Pelas regras eleitorais, quem pretende disputar uma eleição majoritária precisa cumprir uma série de exigências legais. Entre elas estão a filiação ao partido dentro do prazo previsto e a escolha formal pela legenda durante as convenções partidárias. O prazo de filiação para as eleições de 2026 terminou em 4 de abril.
Na prática, Cleitinho pode deixar o Republicanos sem perder o mandato de senador. No entanto, uma eventual mudança de partido agora não permitiria disputar o governo por outra legenda, já que o prazo legal para filiação expirou meses antes da eleição.
As convenções partidárias ainda estão em andamento. Isso significa que o cenário permanece em tramitação e poderá ter novos desdobramentos até o encerramento desse processo.
Um caso raro na política brasileira
O Brasil já viu nomes competitivos desistirem de disputar eleições mesmo aparecendo bem colocados nas pesquisas. Em 2018, o ex-ministro do Supremo Tribunal Federal Joaquim Barbosa retirou sua pré-candidatura à Presidência. Naquele mesmo ano, Luciano Huck também decidiu não entrar na disputa. Em 2022, foi a vez de João Doria abandonar a corrida presidencial após perder apoio interno no PSDB.

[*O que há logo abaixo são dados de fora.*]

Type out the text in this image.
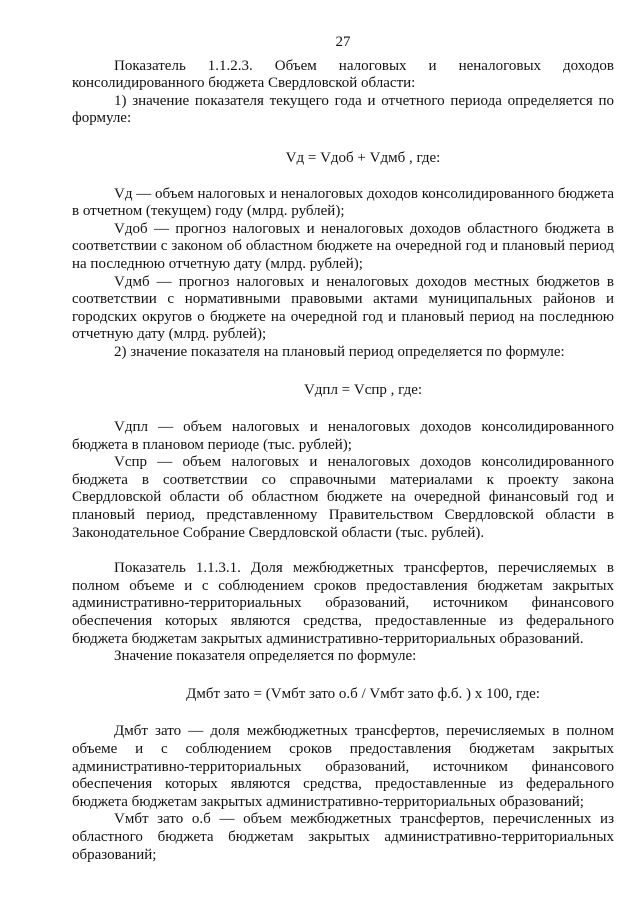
27

Показатель 1.1.2.3. Объем налоговых и неналоговых доходов консолидированного бюджета Свердловской области:

1) значение показателя текущего года и отчетного периода определяется по формуле:

Vд = Vдоб + Vдмб , где:

Vд — объем налоговых и неналоговых доходов консолидированного бюджета в отчетном (текущем) году (млрд. рублей);

Vдоб — прогноз налоговых и неналоговых доходов областного бюджета в соответствии с законом об областном бюджете на очередной год и плановый период на последнюю отчетную дату (млрд. рублей);

Vдмб — прогноз налоговых и неналоговых доходов местных бюджетов в соответствии с нормативными правовыми актами муниципальных районов и городских округов о бюджете на очередной год и плановый период на последнюю отчетную дату (млрд. рублей);

2) значение показателя на плановый период определяется по формуле:

Vдпл = Vспр , где:

Vдпл — объем налоговых и неналоговых доходов консолидированного бюджета в плановом периоде (тыс. рублей);

Vспр — объем налоговых и неналоговых доходов консолидированного бюджета в соответствии со справочными материалами к проекту закона Свердловской области об областном бюджете на очередной финансовый год и плановый период, представленному Правительством Свердловской области в Законодательное Собрание Свердловской области (тыс. рублей).

Показатель 1.1.3.1. Доля межбюджетных трансфертов, перечисляемых в полном объеме и с соблюдением сроков предоставления бюджетам закрытых административно-территориальных образований, источником финансового обеспечения которых являются средства, предоставленные из федерального бюджета бюджетам закрытых административно-территориальных образований.

Значение показателя определяется по формуле:

Дмбт зато = (Vмбт зато о.б / Vмбт зато ф.б. ) x 100, где:

Дмбт зато — доля межбюджетных трансфертов, перечисляемых в полном объеме и с соблюдением сроков предоставления бюджетам закрытых административно-территориальных образований, источником финансового обеспечения которых являются средства, предоставленные из федерального бюджета бюджетам закрытых административно-территориальных образований;

Vмбт зато о.б — объем межбюджетных трансфертов, перечисленных из областного бюджета бюджетам закрытых административно-территориальных образований;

O caso de Cleitinho, porém, tem uma característica diferente. Nos exemplos anteriores, os próprios pré-candidatos desistiram ou perderam viabilidade política antes do início da campanha. Em Minas Gerais, o senador afirma que continua disposto a disputar o governo e lidera as pesquisas de intenção de voto. O impasse surgiu porque o partido ao qual ele está filiado afirma que essa candidatura nunca foi oficialmente assumida.
É justamente essa combinação que torna o episódio incomum. Cleitinho conquistou a preferência de parte do eleitorado antes de resolver a etapa que antecede qualquer campanha: a confirmação da própria candidatura. Até que esse impasse seja solucionado, o principal desafio do senador não estará nas pesquisas, mas na decisão política que precisa ser tomada dentro do Republicanos.